L'Occident compte évidemment aussi son couple mythique primordial, mais il va rapidement prendre une autre direction. La comparaison s'arrête là en effet, car la Bible, en faisant de la création l'œuvre d'un seul dieu, ne laisse à Adam et Eve que le vilain rôle : parents de l'humanité seulement, et responsables du péché. Et encore, quel couple inégal ! L'homme est créé d'abord ("Il le créa à l'image de Dieu, Il le créa mâle et femelle, Il les créa", dit le texte hébreu en Genèse I:27). La femme ne vient qu'ensuite, quand Dieu, après avoir chargé l'homme de nommer les choses tout en lui interdisant la connaissance du bien et du mal, décide qu'il "n'est pas bon que l'homme soit seul" et qu'il lui faut "une aide semblable à lui" (Gen. 2:18). Et voilà la femme, formée à partir de la côte de l'homme ("à côté", plutôt ?), "chair de sa chair" et bien vite responsable du grand péché : la transgression de l'interdit, la découverte de la connaissance du bien et du mal. Chassé du Paradis, le couple se retrouve condamné à la discorde, à la mortalité et au travail, et la femme, plus particulièrement, à subir la souffrance de l'enfantement et la domination masculine (Gen.. 3:16).

En quelques phrases, la cause est entendue, et c'est alors seulement que la Bible leur accorde un nom ! Adam et Eve, le premier couple, est maudit (Caïn son premier fils tuera d'ailleurs Abel, le second)… et la longue histoire des misères et grandeurs humaines peut commencer, avec la femme plus souvent du côté des misères que des grandeurs, à l'homme plus souvent accordées. C'est donc sur une lignée de patriarches que s'appuie tout le livre fondateur de notre civilisation, reflétant son état de départ et justifiant à l'avance sa profonde injustice. Et il faut interpréter plus que lire le texte pour voir se révéler, entre les lignes, un tout autre projet, messianique et libérateur, qui va bien au-delà de l'Alliance privilégiée entre le judaïsme et son Dieu : la proclamation de l'amour - et non plus de la norme ou de la nécessité - comme fondement du couple.

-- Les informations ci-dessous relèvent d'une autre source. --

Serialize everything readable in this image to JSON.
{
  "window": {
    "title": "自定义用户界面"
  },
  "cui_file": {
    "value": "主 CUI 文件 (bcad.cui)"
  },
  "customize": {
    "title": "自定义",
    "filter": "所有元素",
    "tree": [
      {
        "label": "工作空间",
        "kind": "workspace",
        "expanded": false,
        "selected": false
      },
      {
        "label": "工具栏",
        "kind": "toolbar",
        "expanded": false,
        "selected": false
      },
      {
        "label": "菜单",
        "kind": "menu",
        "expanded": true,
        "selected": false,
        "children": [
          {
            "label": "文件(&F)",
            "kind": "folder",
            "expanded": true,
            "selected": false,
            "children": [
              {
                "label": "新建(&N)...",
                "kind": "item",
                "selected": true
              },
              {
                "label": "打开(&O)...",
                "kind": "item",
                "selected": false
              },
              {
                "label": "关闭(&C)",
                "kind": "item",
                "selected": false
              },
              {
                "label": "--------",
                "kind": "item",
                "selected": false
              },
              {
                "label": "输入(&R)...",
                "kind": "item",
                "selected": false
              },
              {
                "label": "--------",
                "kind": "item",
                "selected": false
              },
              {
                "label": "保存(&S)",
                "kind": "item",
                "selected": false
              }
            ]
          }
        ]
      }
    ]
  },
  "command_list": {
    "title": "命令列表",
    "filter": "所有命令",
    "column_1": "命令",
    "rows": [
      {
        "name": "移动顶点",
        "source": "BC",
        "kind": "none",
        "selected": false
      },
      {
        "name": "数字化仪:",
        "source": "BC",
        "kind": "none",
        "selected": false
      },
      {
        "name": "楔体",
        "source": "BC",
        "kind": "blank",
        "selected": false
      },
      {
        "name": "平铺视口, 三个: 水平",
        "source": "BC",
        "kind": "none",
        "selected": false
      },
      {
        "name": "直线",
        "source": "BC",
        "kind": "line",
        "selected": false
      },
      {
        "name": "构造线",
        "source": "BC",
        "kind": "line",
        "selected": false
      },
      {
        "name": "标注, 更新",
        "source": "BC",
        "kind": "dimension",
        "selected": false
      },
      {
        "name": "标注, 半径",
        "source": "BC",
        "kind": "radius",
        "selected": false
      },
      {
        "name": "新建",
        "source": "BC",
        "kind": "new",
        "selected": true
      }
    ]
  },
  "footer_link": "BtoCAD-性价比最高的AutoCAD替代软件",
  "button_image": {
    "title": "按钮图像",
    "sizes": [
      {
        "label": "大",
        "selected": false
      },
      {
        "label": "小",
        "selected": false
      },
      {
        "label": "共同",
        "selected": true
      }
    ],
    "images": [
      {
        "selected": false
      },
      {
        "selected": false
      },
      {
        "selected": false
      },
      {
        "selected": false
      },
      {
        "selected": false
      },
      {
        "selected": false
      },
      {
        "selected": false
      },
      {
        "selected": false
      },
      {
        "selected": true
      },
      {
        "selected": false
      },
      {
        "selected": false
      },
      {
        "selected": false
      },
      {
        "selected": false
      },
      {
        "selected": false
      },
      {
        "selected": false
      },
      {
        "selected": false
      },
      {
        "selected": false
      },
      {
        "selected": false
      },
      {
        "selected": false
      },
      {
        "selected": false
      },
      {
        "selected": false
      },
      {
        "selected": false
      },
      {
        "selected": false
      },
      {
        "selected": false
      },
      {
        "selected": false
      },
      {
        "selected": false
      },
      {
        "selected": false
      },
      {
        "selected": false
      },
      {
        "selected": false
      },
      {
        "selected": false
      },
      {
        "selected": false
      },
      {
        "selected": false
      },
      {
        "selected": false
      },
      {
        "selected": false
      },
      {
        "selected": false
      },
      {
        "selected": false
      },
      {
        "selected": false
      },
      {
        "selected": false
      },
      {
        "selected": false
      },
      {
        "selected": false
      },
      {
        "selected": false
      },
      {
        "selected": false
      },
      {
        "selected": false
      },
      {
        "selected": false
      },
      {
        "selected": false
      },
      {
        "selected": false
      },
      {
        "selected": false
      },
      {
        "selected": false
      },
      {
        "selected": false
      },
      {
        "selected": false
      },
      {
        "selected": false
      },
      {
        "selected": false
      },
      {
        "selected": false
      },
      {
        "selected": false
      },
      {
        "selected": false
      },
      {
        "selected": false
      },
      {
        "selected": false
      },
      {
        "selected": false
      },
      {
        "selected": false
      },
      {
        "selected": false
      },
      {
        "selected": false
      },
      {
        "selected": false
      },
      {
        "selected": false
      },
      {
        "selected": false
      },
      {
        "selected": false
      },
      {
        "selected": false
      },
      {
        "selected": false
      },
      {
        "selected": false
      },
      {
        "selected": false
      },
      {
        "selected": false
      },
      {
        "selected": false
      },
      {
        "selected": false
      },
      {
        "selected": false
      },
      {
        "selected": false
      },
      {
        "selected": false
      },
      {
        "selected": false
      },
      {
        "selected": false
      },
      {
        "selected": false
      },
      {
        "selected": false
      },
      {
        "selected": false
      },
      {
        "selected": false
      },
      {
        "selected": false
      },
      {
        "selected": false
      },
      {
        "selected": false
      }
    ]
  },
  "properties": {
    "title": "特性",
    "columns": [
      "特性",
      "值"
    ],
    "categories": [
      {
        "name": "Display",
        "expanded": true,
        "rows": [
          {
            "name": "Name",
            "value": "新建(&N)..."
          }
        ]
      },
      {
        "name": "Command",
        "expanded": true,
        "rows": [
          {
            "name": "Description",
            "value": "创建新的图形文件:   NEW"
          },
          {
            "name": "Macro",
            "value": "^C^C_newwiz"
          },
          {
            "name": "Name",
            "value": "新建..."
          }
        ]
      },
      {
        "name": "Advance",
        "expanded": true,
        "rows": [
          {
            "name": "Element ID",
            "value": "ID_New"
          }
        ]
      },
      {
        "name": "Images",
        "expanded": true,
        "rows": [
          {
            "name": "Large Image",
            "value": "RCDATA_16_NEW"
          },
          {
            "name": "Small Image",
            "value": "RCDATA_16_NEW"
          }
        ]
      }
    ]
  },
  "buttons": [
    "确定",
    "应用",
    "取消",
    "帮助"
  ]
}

Car tous les couples importants de la Bible sont des couples amoureux, comme le montre le fait qu'il leur faut souvent surmonter des années d'attente avant le mariage ou l'enfantement. Jacob épousera finalement sa Rachel. Abraham et Sarah, Isaac et Rebecca auront finalement des enfants (et d'autres couples encore, car la stérilité, évidemment toujours féminine, est un intéressant leitmotiv). Le choix amoureux, même s'il n'appartient qu'aux hommes, prévaut sur le destin. Plus encore : bien que soumises au contrôle divin et à ses justes rétributions, leurs "petites" histoires de couple s'avèrent toujours extrêmement déterminantes. Quand Sarah a enfin un enfant d'Abraham, elle pousse son mari à chasser sa servante égyptienne Agar, dont il a eu un fils, Ismaël. N'est-elle pas l'épouse légitime (et Agar, quelque peu arrogante) ? On est loin de la reconnaissance de droits pour les enfants nés hors du mariage, mais l'héritage n'en est pas moins là : réfugié dans le désert, Ismaël deviendra le père des tribus bédouines, l'ancêtre des Arabes. Cette histoire de famille, racontée par un mythe (Sarah enfante à 90 ans !), sert encore de source "historique" à l'animosité entre deux peuples.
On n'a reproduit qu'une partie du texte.